U.S. to Flood World with Dollars
There is a dangerous misconception that deflation is a decline in wages and prices. Deflation is, in fact, a decrease in the money supply. While we have witnessed a deleveraging of the derivative market, which explains the drop in asset prices, the monetary base has exploded.

Much of the current strength of the dollar can be attributed to psychology—folks are scared and are running to perceived security—as well as short term technical factors. The demand for dollars is high which is keeping the velocity of money low. Since more dollars are being held, there are less dollars competing for products. Hence, the price of products is staying low. However, as more and more dollars enter the system, there will be less incentive to hold them in savings. An increase in the number of dollars will result in a bidding up of prices as more dollars compete for the same amount of products.

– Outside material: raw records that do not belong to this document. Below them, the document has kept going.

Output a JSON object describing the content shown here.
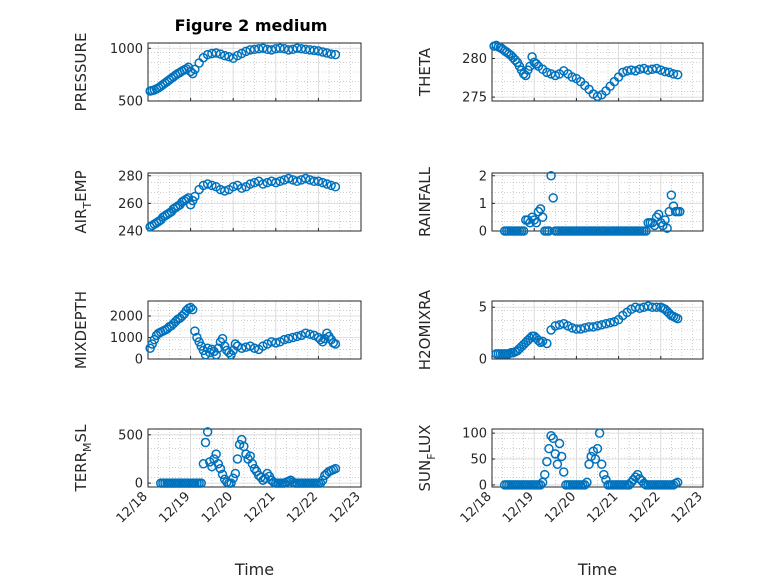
{
  "figure": {
    "title": "Figure 2 medium",
    "marker_color": "#0072BD",
    "axis_color": "#262626",
    "grid_color": "#b0b0b0"
  },
  "chart_data": [
    {
      "type": "scatter",
      "ylabel": "PRESSURE",
      "ylim": [
        500,
        1050
      ],
      "yticks": [
        500,
        1000
      ],
      "ytick_labels": [
        "500",
        "1000"
      ],
      "xlim": [
        0,
        5
      ],
      "x": [
        0.05,
        0.1,
        0.15,
        0.2,
        0.25,
        0.3,
        0.35,
        0.4,
        0.45,
        0.5,
        0.55,
        0.6,
        0.65,
        0.7,
        0.75,
        0.8,
        0.85,
        0.9,
        0.95,
        1.0,
        1.05,
        1.1,
        1.2,
        1.3,
        1.4,
        1.5,
        1.6,
        1.7,
        1.8,
        1.9,
        2.0,
        2.1,
        2.2,
        2.3,
        2.4,
        2.5,
        2.6,
        2.7,
        2.8,
        2.9,
        3.0,
        3.1,
        3.2,
        3.3,
        3.4,
        3.5,
        3.6,
        3.7,
        3.8,
        3.9,
        4.0,
        4.1,
        4.2,
        4.3,
        4.4
      ],
      "y": [
        595,
        600,
        605,
        615,
        625,
        640,
        655,
        670,
        685,
        700,
        715,
        730,
        745,
        760,
        770,
        785,
        795,
        805,
        820,
        780,
        760,
        800,
        860,
        910,
        940,
        950,
        955,
        945,
        930,
        920,
        905,
        930,
        950,
        970,
        985,
        990,
        995,
        1000,
        990,
        985,
        995,
        1000,
        995,
        985,
        990,
        1000,
        995,
        990,
        985,
        980,
        975,
        965,
        955,
        945,
        940
      ]
    },
    {
      "type": "scatter",
      "ylabel": "THETA",
      "ylim": [
        274.5,
        282
      ],
      "yticks": [
        275,
        280
      ],
      "ytick_labels": [
        "275",
        "280"
      ],
      "xlim": [
        0,
        5
      ],
      "x": [
        0.05,
        0.1,
        0.15,
        0.2,
        0.25,
        0.3,
        0.35,
        0.4,
        0.45,
        0.5,
        0.55,
        0.6,
        0.65,
        0.7,
        0.75,
        0.8,
        0.85,
        0.9,
        0.95,
        1.0,
        1.05,
        1.1,
        1.2,
        1.3,
        1.4,
        1.5,
        1.6,
        1.7,
        1.8,
        1.9,
        2.0,
        2.1,
        2.2,
        2.3,
        2.4,
        2.5,
        2.6,
        2.7,
        2.8,
        2.9,
        3.0,
        3.1,
        3.2,
        3.3,
        3.4,
        3.5,
        3.6,
        3.7,
        3.8,
        3.9,
        4.0,
        4.1,
        4.2,
        4.3,
        4.4
      ],
      "y": [
        281.6,
        281.7,
        281.5,
        281.4,
        281.2,
        281.0,
        280.8,
        280.6,
        280.4,
        280.1,
        279.8,
        279.5,
        279.0,
        278.5,
        278.0,
        277.8,
        278.5,
        279.0,
        280.2,
        279.5,
        279.3,
        279.0,
        278.6,
        278.2,
        278.0,
        277.8,
        278.0,
        278.4,
        278.0,
        277.6,
        277.4,
        277.0,
        276.5,
        276.0,
        275.4,
        275.1,
        275.3,
        275.8,
        276.4,
        277.0,
        277.6,
        278.2,
        278.4,
        278.5,
        278.4,
        278.6,
        278.7,
        278.5,
        278.6,
        278.7,
        278.5,
        278.3,
        278.2,
        278.0,
        277.9
      ]
    },
    {
      "type": "scatter",
      "ylabel": "AIR_TEMP",
      "ylim": [
        240,
        282
      ],
      "yticks": [
        240,
        260,
        280
      ],
      "ytick_labels": [
        "240",
        "260",
        "280"
      ],
      "xlim": [
        0,
        5
      ],
      "x": [
        0.05,
        0.1,
        0.15,
        0.2,
        0.25,
        0.3,
        0.35,
        0.4,
        0.45,
        0.5,
        0.55,
        0.6,
        0.65,
        0.7,
        0.75,
        0.8,
        0.85,
        0.9,
        0.95,
        1.0,
        1.05,
        1.1,
        1.2,
        1.3,
        1.4,
        1.5,
        1.6,
        1.7,
        1.8,
        1.9,
        2.0,
        2.1,
        2.2,
        2.3,
        2.4,
        2.5,
        2.6,
        2.7,
        2.8,
        2.9,
        3.0,
        3.1,
        3.2,
        3.3,
        3.4,
        3.5,
        3.6,
        3.7,
        3.8,
        3.9,
        4.0,
        4.1,
        4.2,
        4.3,
        4.4
      ],
      "y": [
        243,
        244,
        245,
        246,
        247,
        248,
        250,
        251,
        252,
        253,
        254,
        256,
        257,
        258,
        259,
        261,
        262,
        263,
        264,
        259,
        262,
        265,
        270,
        273,
        274,
        273,
        272,
        270,
        269,
        270,
        272,
        273,
        271,
        272,
        274,
        275,
        276,
        274,
        275,
        276,
        275,
        276,
        277,
        278,
        277,
        276,
        277,
        278,
        277,
        276,
        276,
        275,
        274,
        273,
        272
      ]
    },
    {
      "type": "scatter",
      "ylabel": "RAINFALL",
      "ylim": [
        0,
        2.1
      ],
      "yticks": [
        0,
        1,
        2
      ],
      "ytick_labels": [
        "0",
        "1",
        "2"
      ],
      "xlim": [
        0,
        5
      ],
      "x": [
        0.3,
        0.35,
        0.4,
        0.45,
        0.5,
        0.55,
        0.6,
        0.65,
        0.7,
        0.75,
        0.8,
        0.85,
        0.9,
        0.95,
        1.0,
        1.05,
        1.1,
        1.15,
        1.2,
        1.25,
        1.3,
        1.35,
        1.4,
        1.45,
        1.5,
        1.55,
        1.6,
        1.65,
        1.7,
        1.75,
        1.8,
        1.85,
        1.9,
        1.95,
        2.0,
        2.05,
        2.1,
        2.15,
        2.2,
        2.25,
        2.3,
        2.35,
        2.4,
        2.45,
        2.5,
        2.55,
        2.6,
        2.65,
        2.7,
        2.75,
        2.8,
        2.85,
        2.9,
        2.95,
        3.0,
        3.05,
        3.1,
        3.15,
        3.2,
        3.25,
        3.3,
        3.35,
        3.4,
        3.45,
        3.5,
        3.55,
        3.6,
        3.65,
        3.7,
        3.75,
        3.8,
        3.85,
        3.9,
        3.95,
        4.0,
        4.05,
        4.1,
        4.15,
        4.2,
        4.25,
        4.3,
        4.35,
        4.4,
        4.45
      ],
      "y": [
        0,
        0,
        0,
        0,
        0,
        0,
        0,
        0,
        0,
        0,
        0.4,
        0.4,
        0.3,
        0.5,
        0.4,
        0.3,
        0.7,
        0.8,
        0.5,
        0,
        0,
        0,
        2.0,
        1.2,
        0,
        0,
        0,
        0,
        0,
        0,
        0,
        0,
        0,
        0,
        0,
        0,
        0,
        0,
        0,
        0,
        0,
        0,
        0,
        0,
        0,
        0,
        0,
        0,
        0,
        0,
        0,
        0,
        0,
        0,
        0,
        0,
        0,
        0,
        0,
        0,
        0,
        0,
        0,
        0,
        0,
        0,
        0,
        0,
        0.3,
        0.3,
        0.3,
        0.2,
        0.5,
        0.6,
        0.3,
        0.2,
        0.4,
        0.1,
        0.7,
        1.3,
        0.9,
        0.7,
        0.7,
        0.7
      ]
    },
    {
      "type": "scatter",
      "ylabel": "MIXDEPTH",
      "ylim": [
        0,
        2700
      ],
      "yticks": [
        0,
        1000,
        2000
      ],
      "ytick_labels": [
        "0",
        "1000",
        "2000"
      ],
      "xlim": [
        0,
        5
      ],
      "x": [
        0.05,
        0.1,
        0.15,
        0.2,
        0.25,
        0.3,
        0.35,
        0.4,
        0.45,
        0.5,
        0.55,
        0.6,
        0.65,
        0.7,
        0.75,
        0.8,
        0.85,
        0.9,
        0.95,
        1.0,
        1.05,
        1.1,
        1.15,
        1.2,
        1.25,
        1.3,
        1.35,
        1.4,
        1.45,
        1.5,
        1.55,
        1.6,
        1.65,
        1.7,
        1.75,
        1.8,
        1.85,
        1.9,
        1.95,
        2.0,
        2.05,
        2.1,
        2.2,
        2.3,
        2.4,
        2.5,
        2.6,
        2.7,
        2.8,
        2.9,
        3.0,
        3.1,
        3.2,
        3.3,
        3.4,
        3.5,
        3.6,
        3.7,
        3.8,
        3.9,
        4.0,
        4.05,
        4.1,
        4.15,
        4.2,
        4.25,
        4.3,
        4.35,
        4.4
      ],
      "y": [
        500,
        700,
        900,
        1100,
        1200,
        1250,
        1300,
        1350,
        1400,
        1500,
        1550,
        1650,
        1750,
        1850,
        1900,
        2000,
        2100,
        2250,
        2350,
        2400,
        2300,
        1300,
        1000,
        800,
        600,
        400,
        200,
        500,
        300,
        450,
        350,
        200,
        500,
        800,
        950,
        600,
        400,
        300,
        200,
        400,
        700,
        600,
        500,
        550,
        600,
        500,
        450,
        600,
        700,
        800,
        750,
        800,
        900,
        950,
        1000,
        1050,
        1100,
        1200,
        1150,
        1100,
        1000,
        900,
        800,
        950,
        1200,
        1050,
        900,
        750,
        700
      ]
    },
    {
      "type": "scatter",
      "ylabel": "H2OMIXRA",
      "ylim": [
        0,
        5.6
      ],
      "yticks": [
        0,
        5
      ],
      "ytick_labels": [
        "0",
        "5"
      ],
      "xlim": [
        0,
        5
      ],
      "x": [
        0.1,
        0.15,
        0.2,
        0.25,
        0.3,
        0.35,
        0.4,
        0.45,
        0.5,
        0.55,
        0.6,
        0.65,
        0.7,
        0.75,
        0.8,
        0.85,
        0.9,
        0.95,
        1.0,
        1.05,
        1.1,
        1.15,
        1.2,
        1.3,
        1.4,
        1.5,
        1.6,
        1.7,
        1.8,
        1.9,
        2.0,
        2.1,
        2.2,
        2.3,
        2.4,
        2.5,
        2.6,
        2.7,
        2.8,
        2.9,
        3.0,
        3.1,
        3.2,
        3.3,
        3.4,
        3.5,
        3.6,
        3.7,
        3.8,
        3.9,
        4.0,
        4.05,
        4.1,
        4.15,
        4.2,
        4.25,
        4.3,
        4.35,
        4.4
      ],
      "y": [
        0.5,
        0.5,
        0.5,
        0.5,
        0.5,
        0.5,
        0.5,
        0.6,
        0.6,
        0.7,
        0.8,
        1.0,
        1.2,
        1.4,
        1.6,
        1.8,
        2.0,
        2.2,
        2.2,
        2.0,
        1.8,
        1.6,
        1.7,
        1.5,
        2.8,
        3.2,
        3.3,
        3.4,
        3.2,
        3.0,
        2.9,
        2.9,
        3.0,
        3.1,
        3.1,
        3.2,
        3.3,
        3.4,
        3.5,
        3.6,
        3.8,
        4.2,
        4.5,
        4.8,
        5.0,
        4.9,
        5.0,
        5.1,
        5.0,
        5.0,
        5.0,
        4.9,
        4.8,
        4.6,
        4.4,
        4.2,
        4.1,
        4.0,
        3.9
      ]
    },
    {
      "type": "scatter",
      "ylabel": "TERR_MSL",
      "ylim": [
        -40,
        560
      ],
      "yticks": [
        0,
        500
      ],
      "ytick_labels": [
        "0",
        "500"
      ],
      "xlim": [
        0,
        5
      ],
      "xticks": [
        0,
        1,
        2,
        3,
        4,
        5
      ],
      "xtick_labels": [
        "12/18",
        "12/19",
        "12/20",
        "12/21",
        "12/22",
        "12/23"
      ],
      "xlabel": "Time",
      "x": [
        0.3,
        0.35,
        0.4,
        0.45,
        0.5,
        0.55,
        0.6,
        0.65,
        0.7,
        0.75,
        0.8,
        0.85,
        0.9,
        0.95,
        1.0,
        1.05,
        1.1,
        1.15,
        1.2,
        1.25,
        1.3,
        1.35,
        1.4,
        1.45,
        1.5,
        1.55,
        1.6,
        1.65,
        1.7,
        1.75,
        1.8,
        1.85,
        1.9,
        1.95,
        2.0,
        2.05,
        2.1,
        2.15,
        2.2,
        2.25,
        2.3,
        2.35,
        2.4,
        2.45,
        2.5,
        2.55,
        2.6,
        2.65,
        2.7,
        2.75,
        2.8,
        2.85,
        2.9,
        2.95,
        3.0,
        3.05,
        3.1,
        3.15,
        3.2,
        3.25,
        3.3,
        3.35,
        3.4,
        3.45,
        3.5,
        3.55,
        3.6,
        3.65,
        3.7,
        3.75,
        3.8,
        3.85,
        3.9,
        3.95,
        4.0,
        4.05,
        4.1,
        4.15,
        4.2,
        4.25,
        4.3,
        4.35,
        4.4
      ],
      "y": [
        0,
        0,
        0,
        0,
        0,
        0,
        0,
        0,
        0,
        0,
        0,
        0,
        0,
        0,
        0,
        0,
        0,
        0,
        0,
        0,
        200,
        420,
        530,
        220,
        170,
        250,
        300,
        200,
        150,
        90,
        40,
        10,
        0,
        0,
        50,
        100,
        250,
        400,
        450,
        380,
        300,
        250,
        280,
        200,
        150,
        120,
        80,
        60,
        30,
        50,
        100,
        70,
        30,
        10,
        0,
        0,
        0,
        0,
        0,
        10,
        20,
        30,
        10,
        0,
        0,
        0,
        0,
        0,
        0,
        0,
        0,
        0,
        0,
        0,
        0,
        0,
        30,
        80,
        100,
        120,
        130,
        140,
        150
      ]
    },
    {
      "type": "scatter",
      "ylabel": "SUN_FLUX",
      "ylim": [
        -4,
        108
      ],
      "yticks": [
        0,
        50,
        100
      ],
      "ytick_labels": [
        "0",
        "50",
        "100"
      ],
      "xlim": [
        0,
        5
      ],
      "xticks": [
        0,
        1,
        2,
        3,
        4,
        5
      ],
      "xtick_labels": [
        "12/18",
        "12/19",
        "12/20",
        "12/21",
        "12/22",
        "12/23"
      ],
      "xlabel": "Time",
      "x": [
        0.3,
        0.35,
        0.4,
        0.45,
        0.5,
        0.55,
        0.6,
        0.65,
        0.7,
        0.75,
        0.8,
        0.85,
        0.9,
        0.95,
        1.0,
        1.05,
        1.1,
        1.15,
        1.2,
        1.25,
        1.3,
        1.35,
        1.4,
        1.45,
        1.5,
        1.55,
        1.6,
        1.65,
        1.7,
        1.75,
        1.8,
        1.85,
        1.9,
        1.95,
        2.0,
        2.05,
        2.1,
        2.15,
        2.2,
        2.25,
        2.3,
        2.35,
        2.4,
        2.45,
        2.5,
        2.55,
        2.6,
        2.65,
        2.7,
        2.75,
        2.8,
        2.85,
        2.9,
        2.95,
        3.0,
        3.05,
        3.1,
        3.15,
        3.2,
        3.25,
        3.3,
        3.35,
        3.4,
        3.45,
        3.5,
        3.55,
        3.6,
        3.65,
        3.7,
        3.75,
        3.8,
        3.85,
        3.9,
        3.95,
        4.0,
        4.05,
        4.1,
        4.15,
        4.2,
        4.25,
        4.3,
        4.35,
        4.4
      ],
      "y": [
        0,
        0,
        0,
        0,
        0,
        0,
        0,
        0,
        0,
        0,
        0,
        0,
        0,
        0,
        0,
        0,
        0,
        0,
        5,
        20,
        45,
        70,
        95,
        90,
        60,
        40,
        80,
        55,
        25,
        0,
        0,
        0,
        0,
        0,
        0,
        0,
        0,
        0,
        0,
        5,
        40,
        55,
        65,
        50,
        70,
        100,
        40,
        20,
        10,
        0,
        0,
        0,
        0,
        0,
        0,
        0,
        0,
        0,
        0,
        0,
        5,
        10,
        15,
        20,
        12,
        8,
        3,
        0,
        0,
        0,
        0,
        0,
        0,
        0,
        0,
        0,
        0,
        0,
        0,
        0,
        0,
        3,
        5
      ]
    }
  ]
}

We are in the first stage of a possible hyper inflationary environment. The inflation is entering the system, but because of the high demand for dollars, people don't realize it because prices have not started to rise yet. In stage two, as more dollars compete for products, prices begin to gradually rise. However, people still try to hold their dollars thinking that the price rise is temporary and that they will soon drop. In stage three—the actual hyperinflation—prices are rising so quickly that people spend money as soon as they receive it, causing a negative feedback loop that results in a fiat currency dropping to its intrinsic value, zero.
Although it is impossible to predict the future and to know how it will all play out, keep your eyes on the horizon. There is an inflationary hurricane brewing.